CCHSR annual lecture explores patient and public involvement in research
Photos by Joanna Anthony for CCHSR
21 November 2018
It is undisputed that patient and public involvement in research (PPI) is a good thing. The UK, and particularly the National Institute for Health Research (NIHR), has led the world in driving change in order to make PPI a normal part of contemporary research. Real progress has been made, and worthwhile impacts have been documented. But all is not well in the land of researcher-patient partnerships.
PPI was the focus of the Cambridge Centre for Health Services Research (CCHSR) Annual Lecture on 20 November. Professor Trish Greenhalgh was the guest speaker.

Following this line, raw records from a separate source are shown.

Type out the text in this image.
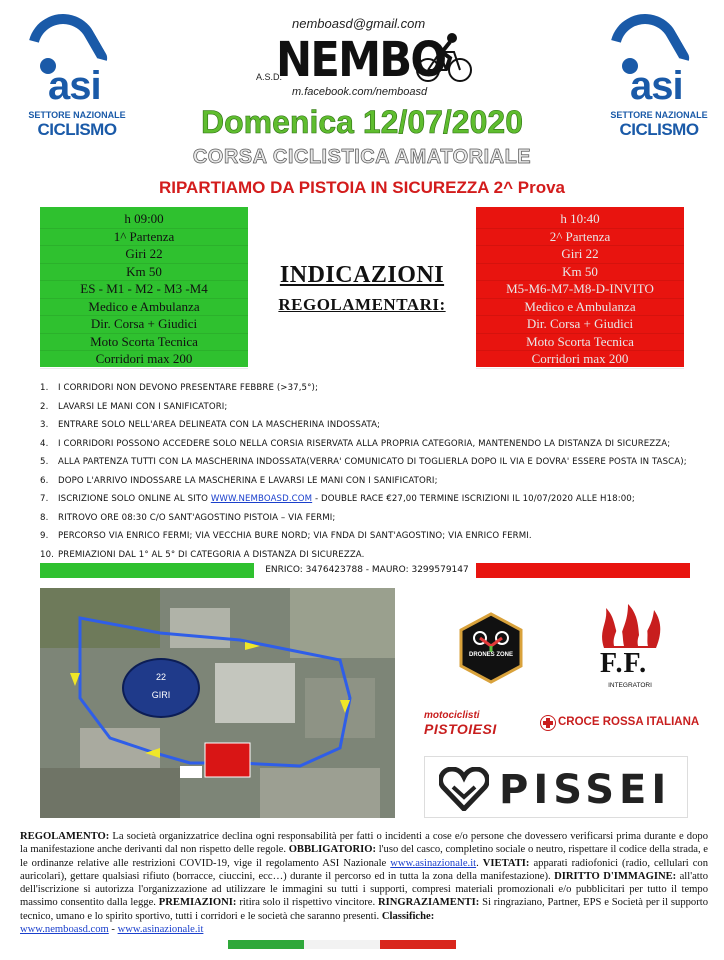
asi
SETTORE NAZIONALE
CICLISMO
asi
SETTORE NAZIONALE
CICLISMO
nemboasd@gmail.com
A.S.D.
NEMBO
m.facebook.com/nemboasd
Domenica 12/07/2020
CORSA CICLISTICA AMATORIALE
RIPARTIAMO DA PISTOIA IN SICUREZZA 2^ Prova
h 09:00
1^ Partenza
Giri 22
Km 50
ES - M1 - M2 - M3 -M4
Medico e Ambulanza
Dir. Corsa + Giudici
Moto Scorta Tecnica
Corridori max 200
INDICAZIONI
REGOLAMENTARI:
h 10:40
2^ Partenza
Giri 22
Km 50
M5-M6-M7-M8-D-INVITO
Medico e Ambulanza
Dir. Corsa + Giudici
Moto Scorta Tecnica
Corridori max 200
1. I CORRIDORI NON DEVONO PRESENTARE FEBBRE (>37,5°);
2. LAVARSI LE MANI CON I SANIFICATORI;
3. ENTRARE SOLO NELL'AREA DELINEATA CON LA MASCHERINA INDOSSATA;
4. I CORRIDORI POSSONO ACCEDERE SOLO NELLA CORSIA RISERVATA ALLA PROPRIA CATEGORIA, MANTENENDO LA DISTANZA DI SICUREZZA;
5. ALLA PARTENZA TUTTI CON LA MASCHERINA INDOSSATA(VERRA' COMUNICATO DI TOGLIERLA DOPO IL VIA E DOVRA' ESSERE POSTA IN TASCA);
6. DOPO L'ARRIVO INDOSSARE LA MASCHERINA E LAVARSI LE MANI CON I SANIFICATORI;
7. ISCRIZIONE SOLO ONLINE AL SITO WWW.NEMBOASD.COM - DOUBLE RACE €27,00 TERMINE ISCRIZIONI IL 10/07/2020 ALLE H18:00;
8. RITROVO ORE 08:30 C/O SANT'AGOSTINO PISTOIA – VIA FERMI;
9. PERCORSO VIA ENRICO FERMI; VIA VECCHIA BURE NORD; VIA FNDA DI SANT'AGOSTINO; VIA ENRICO FERMI.
10. PREMIAZIONI DAL 1° AL 5° DI CATEGORIA A DISTANZA DI SICUREZZA.
ENRICO: 3476423788 - MAURO: 3299579147
22
GIRI
DRONES ZONE	F.F.
INTEGRATORI
motociclisti
PISTOIESI	CROCE ROSSA ITALIANA
PISSEI
REGOLAMENTO: La società organizzatrice declina ogni responsabilità per fatti o incidenti a cose e/o persone che dovessero verificarsi prima durante e dopo la manifestazione anche derivanti dal non rispetto delle regole. OBBLIGATORIO: l'uso del casco, completino sociale o neutro, rispettare il codice della strada, e le ordinanze relative alle restrizioni COVID-19, vige il regolamento ASI Nazionale www.asinazionale.it. VIETATI: apparati radiofonici (radio, cellulari con auricolari), gettare qualsiasi rifiuto (borracce, ciuccini, ecc…) durante il percorso ed in tutta la zona della manifestazione). DIRITTO D'IMMAGINE: all'atto dell'iscrizione si autorizza l'organizzazione ad utilizzare le immagini su tutti i supporti, compresi materiali promozionali e/o pubblicitari per tutto il tempo massimo consentito dalla legge. PREMIAZIONI: ritira solo il rispettivo vincitore. RINGRAZIAMENTI: Si ringraziano, Partner, EPS e Società per il supporto tecnico, umano e lo spirito sportivo, tutti i corridori e le società che saranno presenti. Classifiche:
www.nemboasd.com - www.asinazionale.it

In her lecture, Greenhalgh covered three deeply ironic problems that have emerged as unintended consequences of what must still count as progress: bureaucracy, efficiency and legitimising flaws. She argued that to honour the principle of PPI, we need to ask some hard questions about the unintended consequences of what has been achieved so far.
Greenhalgh is an internationally recognised academic in primary health care and trained as a GP. As Co-Director of the Interdisciplinary Research In Health Sciences (IRIHS) unit, she leads a programme of research at the interface between social sciences and medicine, with strong emphasis on the organisation and delivery of health services. Her research seeks to celebrate and retain the traditional and humanistic aspects of medicine while also embracing the unparalleled opportunities of contemporary science and technology to improve health outcomes and relieve suffering.